CT myocardial perfusion imaging, including both dynamic and static dual-energy approaches, has demonstrated the ability to directly assess and quantify myocardial ischemia with simultaneous CCTA acquisition with a reasonable contrast medium volume and radiation dose delivered to the patient as long as the scanner technology is recent enough to meet such high technological requirements[4]. The administration of a pharmacological stressor, including adenosine, regadenoson, dobutamine, or dipyridamole, to induce a hyperemic myocardium, could represent a potential challenge from a radiological point of view. However, as demonstrated in our department, a trained team composed of a radiologist, technologist, and nurse with the support of cardiologists or anesthesiologists can safely handle the administration of these drugs, especially in the case of regadenoson, a selective A2A receptor agonist with limited side effects and convenient administration.
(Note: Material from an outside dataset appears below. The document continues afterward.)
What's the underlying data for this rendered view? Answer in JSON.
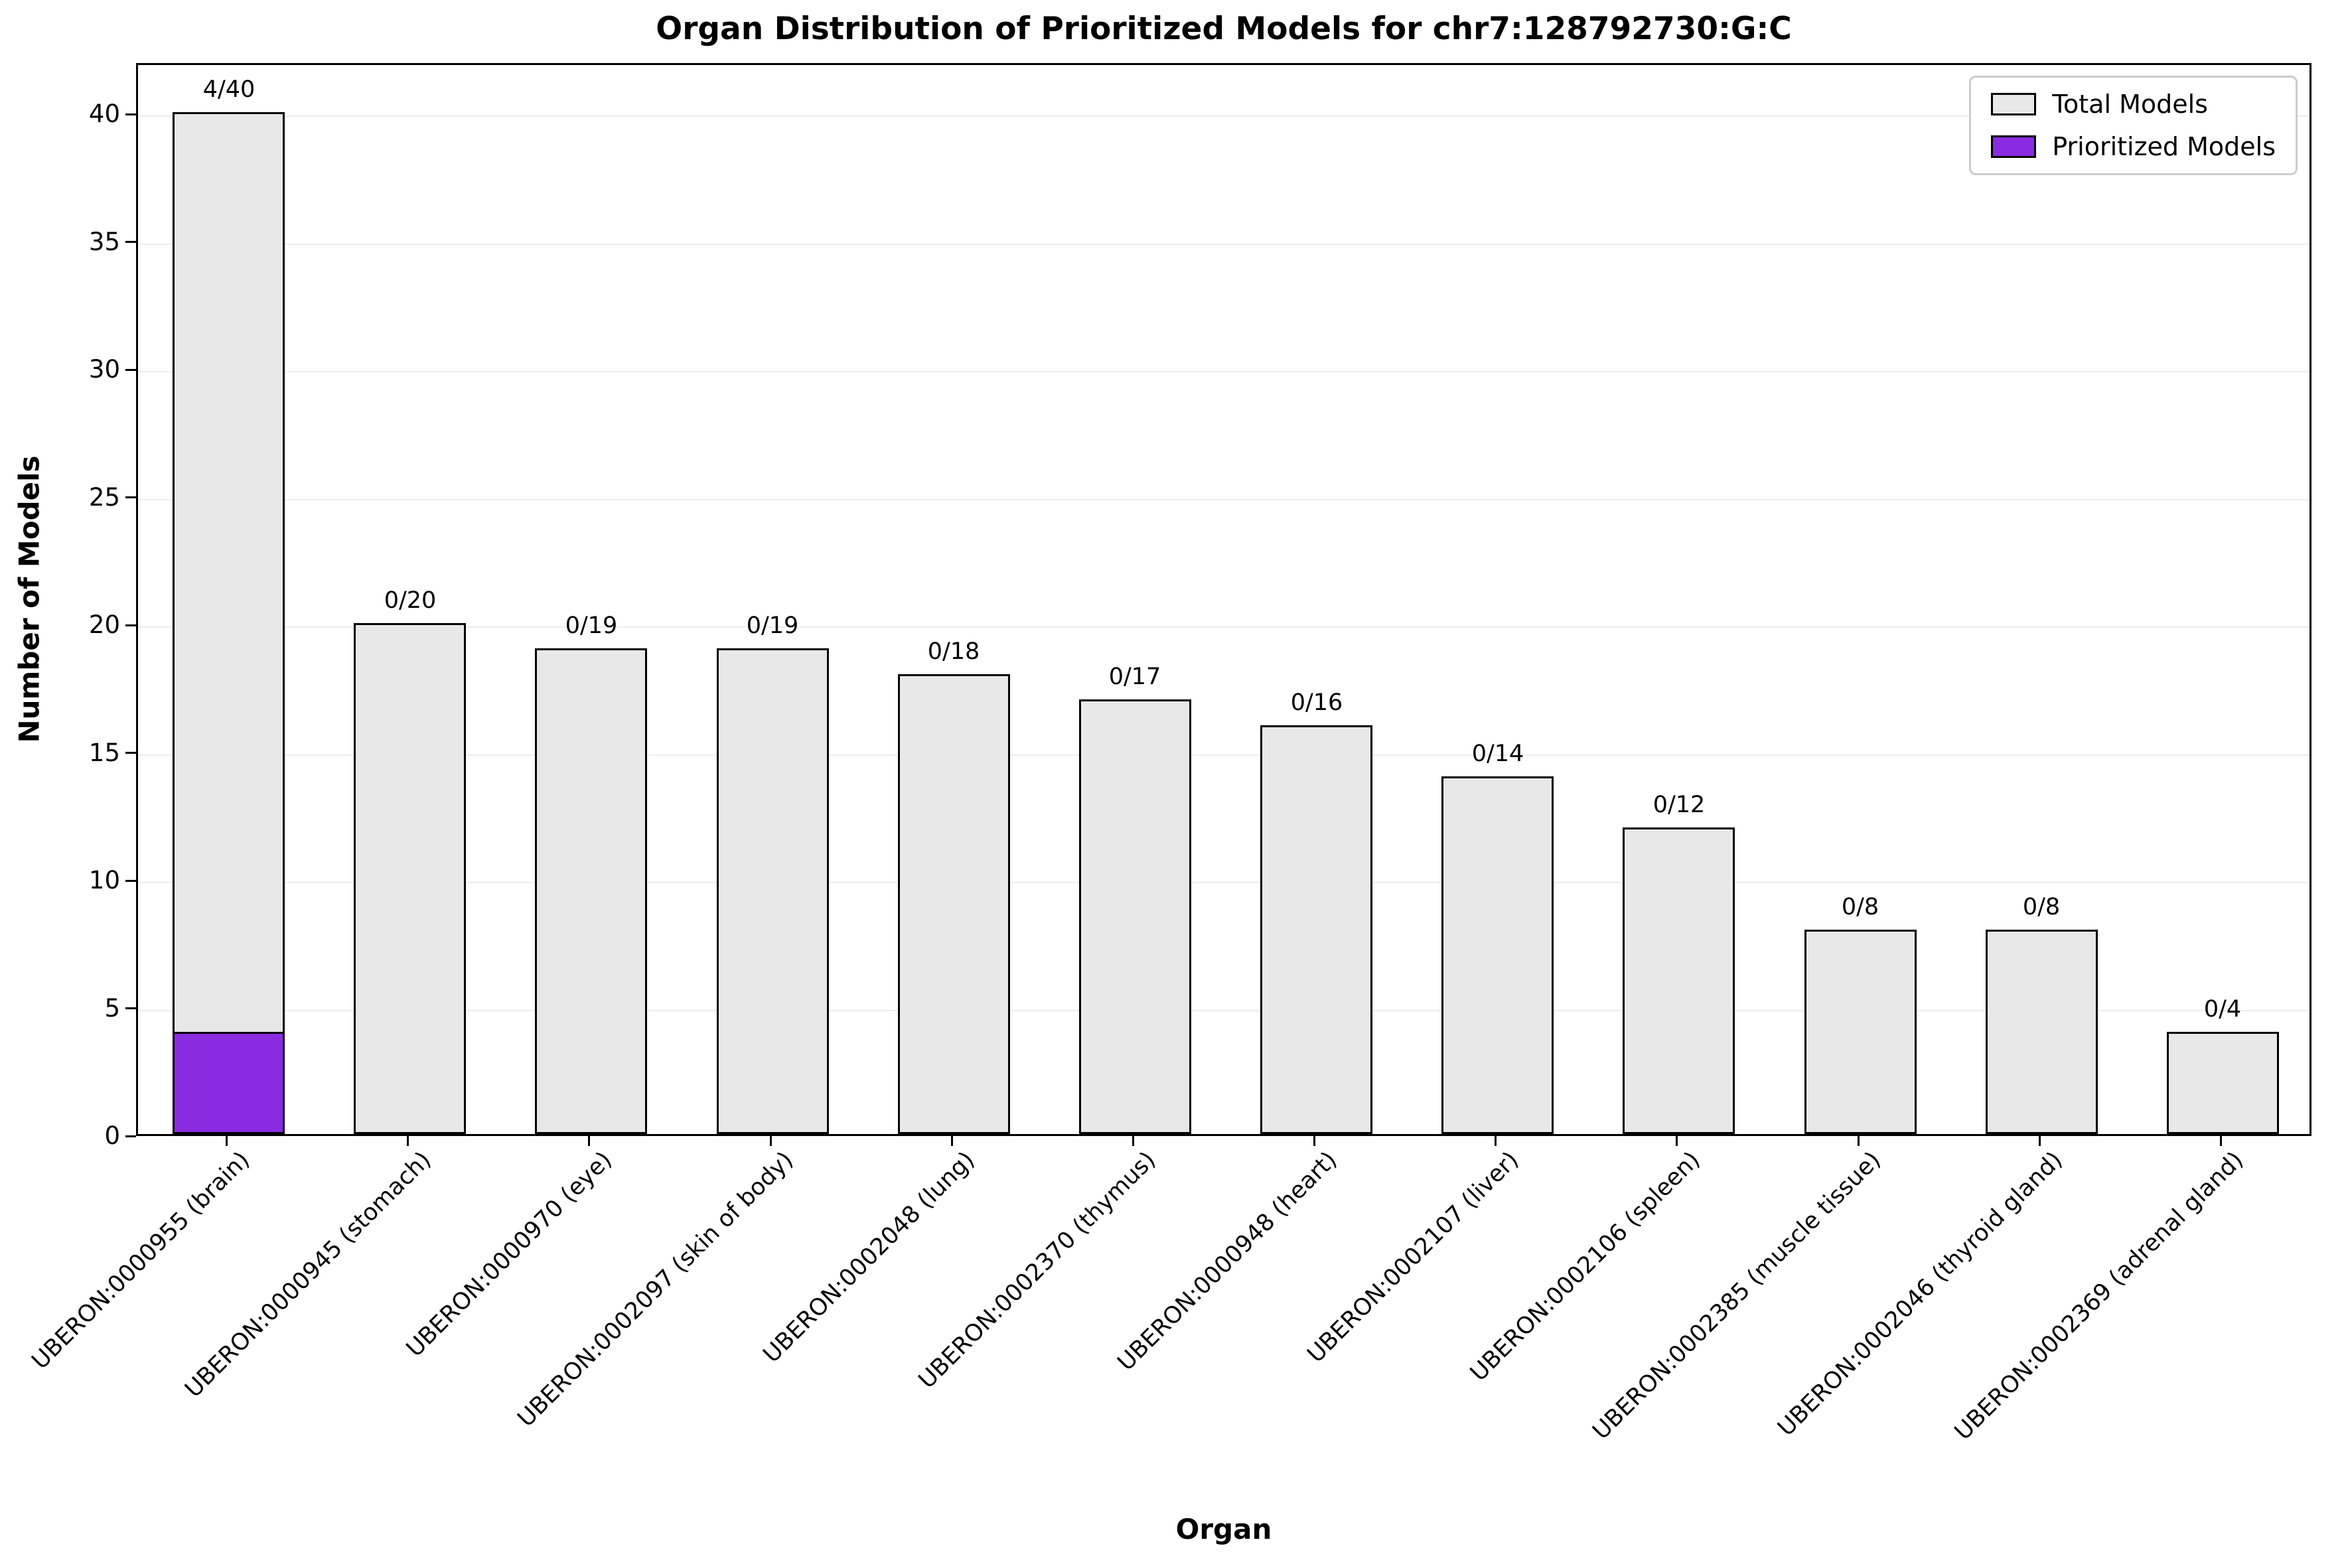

In clinical settings where appropriate CT technology is not available or stress perfusion acquisitions cannot be easily performed, other options are available for the assessment of cardiac function[5]. CT-based fractional flow reserve (FFR) allows the assessment of flow-limiting stenosis directly from CCTA datasets, without the use of stress agents, additional image acquisitions or contrast medium injections. However, CT-based FFR calculations require the use of dedicated third party off-site post-processing software, significantly increasing the cost and reporting time. In-house dedicated software is under development which could drastically increase the clinical availability and utilization of this technique. Other less advanced solutions in the diagnosis of significant coronary stenosis, including the lesion length/minimal luminal diameter or corrected coronary attenuation (CCO) can be directly calculated from the CCTA dataset without the need for any dedicated software and with sufficient efficacy[6].

What role, then, should we expect CCTA to play in the standard clinical cardiovascular workup? As CT technology continues to increase the potential for functional assessment in CCTA, we believe the future of cardiac CT is bright.
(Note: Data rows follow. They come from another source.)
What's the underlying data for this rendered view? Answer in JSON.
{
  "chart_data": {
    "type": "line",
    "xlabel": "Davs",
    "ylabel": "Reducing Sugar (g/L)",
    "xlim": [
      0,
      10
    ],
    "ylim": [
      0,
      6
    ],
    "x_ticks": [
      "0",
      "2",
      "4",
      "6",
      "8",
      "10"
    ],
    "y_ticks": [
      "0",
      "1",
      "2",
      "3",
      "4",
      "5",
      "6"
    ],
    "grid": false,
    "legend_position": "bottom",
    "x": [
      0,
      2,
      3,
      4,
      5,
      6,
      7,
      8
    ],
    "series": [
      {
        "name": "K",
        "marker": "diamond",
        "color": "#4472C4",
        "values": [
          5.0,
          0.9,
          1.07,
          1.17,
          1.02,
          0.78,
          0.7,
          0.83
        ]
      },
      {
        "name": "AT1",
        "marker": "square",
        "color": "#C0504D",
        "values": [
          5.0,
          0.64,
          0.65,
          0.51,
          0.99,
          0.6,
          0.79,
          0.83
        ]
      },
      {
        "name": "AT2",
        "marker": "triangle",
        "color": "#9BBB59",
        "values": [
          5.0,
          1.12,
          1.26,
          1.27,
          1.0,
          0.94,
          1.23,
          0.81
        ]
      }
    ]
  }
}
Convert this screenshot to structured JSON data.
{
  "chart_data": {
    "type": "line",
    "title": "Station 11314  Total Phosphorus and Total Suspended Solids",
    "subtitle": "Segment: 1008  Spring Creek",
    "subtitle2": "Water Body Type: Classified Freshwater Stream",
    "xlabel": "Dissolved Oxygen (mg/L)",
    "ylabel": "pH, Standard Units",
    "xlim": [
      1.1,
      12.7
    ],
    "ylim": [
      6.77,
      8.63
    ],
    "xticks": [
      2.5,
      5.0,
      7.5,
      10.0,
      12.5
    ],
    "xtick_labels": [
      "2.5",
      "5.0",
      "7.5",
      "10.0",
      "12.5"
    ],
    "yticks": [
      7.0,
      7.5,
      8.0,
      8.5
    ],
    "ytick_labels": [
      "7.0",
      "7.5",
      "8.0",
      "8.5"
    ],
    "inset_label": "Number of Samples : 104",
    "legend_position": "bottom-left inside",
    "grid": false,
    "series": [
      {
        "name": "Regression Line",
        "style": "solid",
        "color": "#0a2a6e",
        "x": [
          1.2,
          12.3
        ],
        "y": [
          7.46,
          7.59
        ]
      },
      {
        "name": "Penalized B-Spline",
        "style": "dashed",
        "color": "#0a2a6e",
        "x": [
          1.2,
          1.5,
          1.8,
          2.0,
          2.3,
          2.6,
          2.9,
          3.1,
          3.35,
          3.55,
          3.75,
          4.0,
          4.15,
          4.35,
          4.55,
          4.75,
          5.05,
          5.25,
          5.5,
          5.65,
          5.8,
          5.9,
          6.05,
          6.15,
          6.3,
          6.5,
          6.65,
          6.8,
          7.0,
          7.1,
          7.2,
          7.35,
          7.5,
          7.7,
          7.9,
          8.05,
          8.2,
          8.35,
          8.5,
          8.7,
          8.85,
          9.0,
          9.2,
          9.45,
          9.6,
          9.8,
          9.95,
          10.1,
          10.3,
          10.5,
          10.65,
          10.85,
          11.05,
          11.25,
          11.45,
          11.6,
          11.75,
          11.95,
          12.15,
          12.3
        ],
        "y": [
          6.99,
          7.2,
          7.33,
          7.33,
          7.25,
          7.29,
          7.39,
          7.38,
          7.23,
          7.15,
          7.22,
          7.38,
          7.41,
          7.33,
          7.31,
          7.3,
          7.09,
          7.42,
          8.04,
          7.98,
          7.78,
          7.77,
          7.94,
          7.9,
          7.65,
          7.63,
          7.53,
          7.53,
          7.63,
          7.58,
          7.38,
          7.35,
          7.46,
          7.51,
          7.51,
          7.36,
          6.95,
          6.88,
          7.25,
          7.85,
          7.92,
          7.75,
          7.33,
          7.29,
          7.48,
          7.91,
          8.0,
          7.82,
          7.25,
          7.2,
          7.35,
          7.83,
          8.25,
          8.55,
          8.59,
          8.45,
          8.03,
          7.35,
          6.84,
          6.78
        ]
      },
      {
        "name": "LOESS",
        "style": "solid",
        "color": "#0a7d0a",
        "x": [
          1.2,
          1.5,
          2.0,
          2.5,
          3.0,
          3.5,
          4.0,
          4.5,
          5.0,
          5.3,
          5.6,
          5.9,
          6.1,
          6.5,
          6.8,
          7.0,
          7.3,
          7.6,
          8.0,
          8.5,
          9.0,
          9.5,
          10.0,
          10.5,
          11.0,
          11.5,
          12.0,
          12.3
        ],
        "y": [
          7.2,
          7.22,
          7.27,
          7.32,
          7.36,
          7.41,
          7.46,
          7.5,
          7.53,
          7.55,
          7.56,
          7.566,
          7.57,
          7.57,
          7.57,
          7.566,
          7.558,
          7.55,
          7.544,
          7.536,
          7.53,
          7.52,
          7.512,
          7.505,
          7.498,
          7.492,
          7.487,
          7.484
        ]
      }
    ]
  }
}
The volume of CCTA examinations has increased exponentially over the last decade as the technique grew from a niche method performed in the research environment to a routinely used diagnostic test offered in most diagnostic imaging centers. As old scanners are replaced with more advanced versions, an increasing number of hospitals and private diagnostic centers will offer CCTA and it stands to reason that clinician demand will increase. In addition, the aforementioned technological improvements will bring CT-based functional analysis to clinical practice, echoing the rise of morphological CCTA assessment.

In order to promote CCTA in the clinical and research environments, radiologists should prepare to embrace the change from morphological to functional imaging, furnishing all the necessary resources and information to referring clinicians. We are confident in the continued development of this well-established but rapidly growing field and that any challenges to come will continue to promote the role of comprehensively trained cardiac radiologists aware of their pivotal role in cardiac disease management.